18 February 2007

Cinderella



I've spent the day driving a white van

I've got no carpets left

I've been dancing to Edith

08 February 2007

V dynasty update II


And whilst we’re on the subject of nudity, Bruno Sebastian, now three months old and on his first trip to the fleshpots of London. It was all going marvellously until he pissed on my head, which led to stern words from his Aunt V and is perhaps why he’s looking slightly scared.

05 February 2007

Expanding my portfolio



Having been the very essence of moderation all January, I am in need of diversion. My somewhat delusional attitude towards budgeting means that I am also in need of cash.

I am therefore embarking on a new career path. Academic qualifications are unnecessary and I need neither update my CV nor dress to impress, although good presentation skills would be helpful.

I am going to take up modelling. Not that size-zero catwalk nonsense, but good old tits ‘n’ ass.

No photos: I might be President one day. Nothing less than oils will do. Yes, dear reader, Lady V is about to be immortalised, in the manner of goddesses and great ladies of antiquity, on canvas. The British Public has been crying out for such a vision. I shall no doubt become known as one of the great muses of the 21st century and a beauty of my time. Art-lovers will flock to the Royal Academy to feast upon the sight of me in all my glory, naked apart from a couple of strategically placed grapes and a bunch of coriander.

How did this giddy ascent into the world of High Art come about? I hear you ask.

Yes, well.

I am in the British Library lunch room (scuffed carpets, broken coffee machine, lone diners eating unidentifiable leftovers out of tupperware) when my phone rings. In a panic (chatting is frowned upon in these surroundings) I answer without checking to see who it is.

‘Hi, this is Tim. We met at Simon’s wedding in the summer.’
Ah. THAT wedding. There is absolutely no way that this conversation will ever lead to anything good.
‘I don’t know if you remember me?’
I make a non-committal, strangled sort of sound.
‘We talked about art for a long time.’
‘Hmm.’
‘And you said that you’d be interested in doing some modelling for me.’
If people are going to start holding me to the things that I say in the early hours of the morning, I am going to be in trouble.
‘Uh, did I?’
‘You seemed to quite like the idea.’
‘I like most ideas after that much booze!’ I snort, then remember where I am and stare down at my congealed pasta. ‘What sort of modelling, anyway?’
‘Well, nude.’
‘Nude! I squeak, and knock my fork off the table. I drop to my knees and scrabble about underneath it, wishing I could stay there, away from the eavesdropping academics. I have just said nude in the British Library lunch room. I want to die.
‘You seemed very relaxed about it. I think you’d be a natural.’

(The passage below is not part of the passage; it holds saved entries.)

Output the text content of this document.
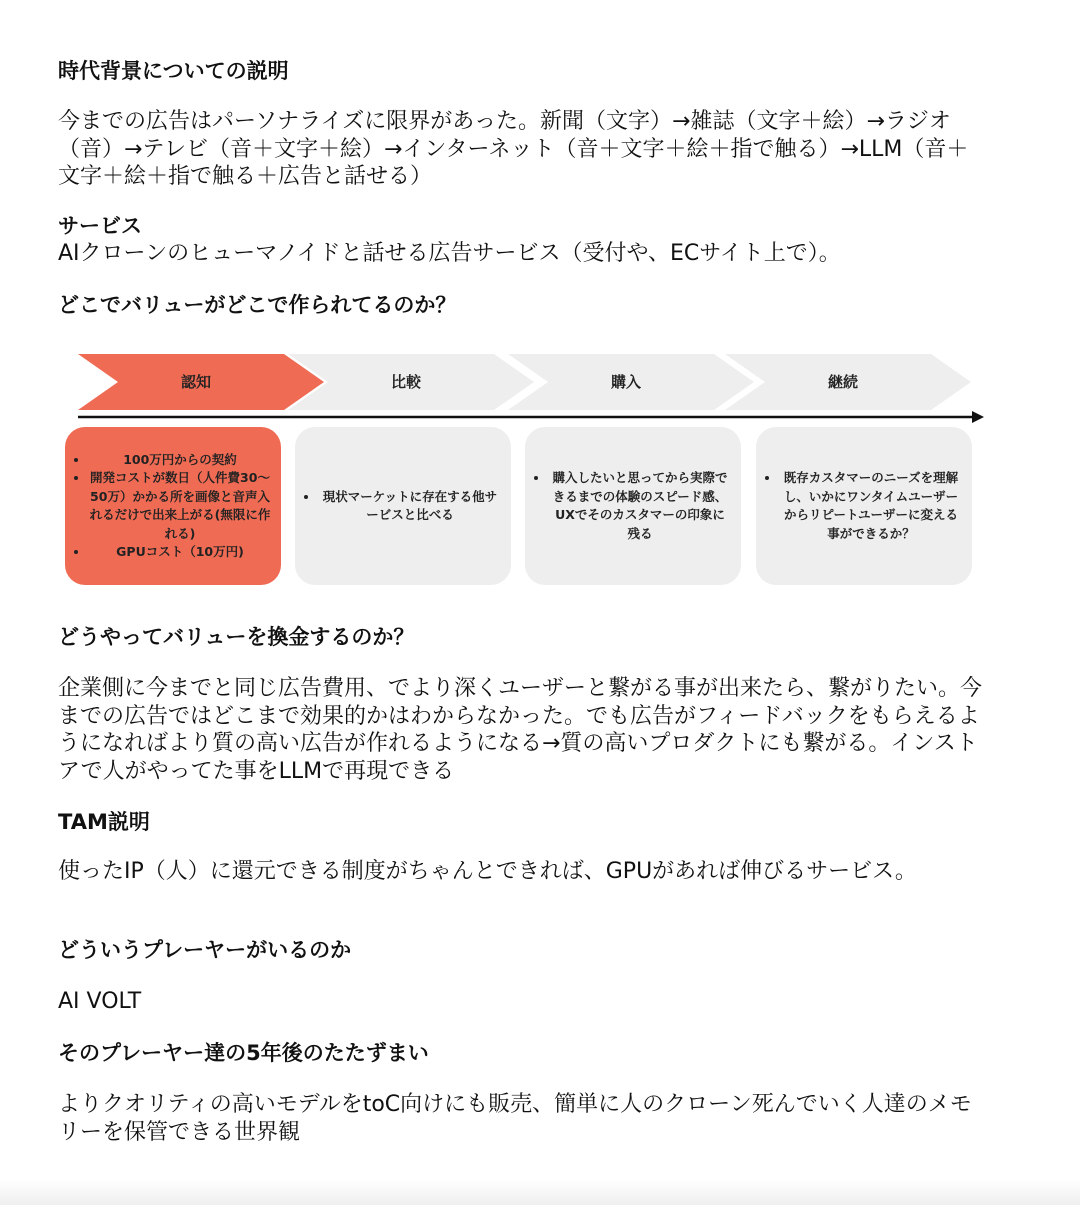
時代背景についての説明

今までの広告はパーソナライズに限界があった。新聞（文字）→雑誌（文字＋絵）→ラジオ（音）→テレビ（音＋文字＋絵）→インターネット（音＋文字＋絵＋指で触る）→LLM（音＋文字＋絵＋指で触る＋広告と話せる）

サービス

AIクローンのヒューマノイドと話せる広告サービス（受付や、ECサイト上で）。

どこでバリューがどこで作られてるのか？
認知	比較	購入	継続
• 100万円からの契約
• 開発コストが数日（人件費30〜50万）かかる所を画像と音声入れるだけで出来上がる(無限に作れる)
• GPUコスト（10万円)
• 現状マーケットに存在する他サービスと比べる
• 購入したいと思ってから実際できるまでの体験のスピード感、UXでそのカスタマーの印象に残る
• 既存カスタマーのニーズを理解し、いかにワンタイムユーザーからリピートユーザーに変える事ができるか？
どうやってバリューを換金するのか？

企業側に今までと同じ広告費用、でより深くユーザーと繋がる事が出来たら、繋がりたい。今までの広告ではどこまで効果的かはわからなかった。でも広告がフィードバックをもらえるようになればより質の高い広告が作れるようになる→質の高いプロダクトにも繋がる。インストアで人がやってた事をLLMで再現できる

TAM説明

使ったIP（人）に還元できる制度がちゃんとできれば、GPUがあれば伸びるサービス。

どういうプレーヤーがいるのか

AI VOLT

そのプレーヤー達の5年後のたたずまい

よりクオリティの高いモデルをtoC向けにも販売、簡単に人のクローン死んでいく人達のメモリーを保管できる世界観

I can hear him smirking as he speaks. My face is now the colour of the pasta sauce. I do, unfortunately, remember my downfall that evening, draping myself, intoxicated and semi-naked over the bonnet of an open-topped Cadillac in the middle of the dancefloor. It was hardly surprising that I was relaxed, having spent the day fulfilling my duty as best man by keeping the groom (and myself) topped up all the stimulants that we could get our hands on in an attempt to get through the occasion. I wasn’t relaxed, I was semi-catatonic.

‘So what do you think?’ Would you be up for it? I’d pay you, of course,’ and he names a sum of money that is roughly twice what I earn doing worthy but rather dull work for charities.

I have a brief but heated debate with myself. I bet Virginia Woolf never spent her lunch hours in the library arranging to take her clothes off for cash. On the other hand, I’ve always quite fancied being an artist’s muse. When people ask me what I do I could say I'm a writer-turned-model and give off an aura of being brainy yet chic.

My inner radical feminist asks me sternly how I can even consider objectifying myself by pandering to the gaze of the patriarchy for money. Her slaggy little sister hitches up her bra strap, lights a fag and tells me it’ll be a laugh.

I am torn, but then, in a moment of inspired clairvoyance, see myself as an old woman taking my great-granddaughter to the Louvre to see the lovely portrait of Granny in her prime and I feel suddenly reckless.

‘Oh alright then,’ I say. ‘Why not?’
‘Great’ he says, and tells me to come to an address in Brick Lane at 2pm on Friday.
‘And, uh, should I wear anything in particular?’ I ask, trying to sound professional.
‘Nothing tight. It’ll leave marks when you take it off.’
‘Right. No tight clothes,’ I repeat, and write it down in my notebook.

When I put down the phone, the old man sitting at the next table peers at me over his spectacles.

I have booked an emergency bikini wax and embarked on a crash diet. My reputation in London’s art world depends on it. My reputation in the library is, however, sadly, lost.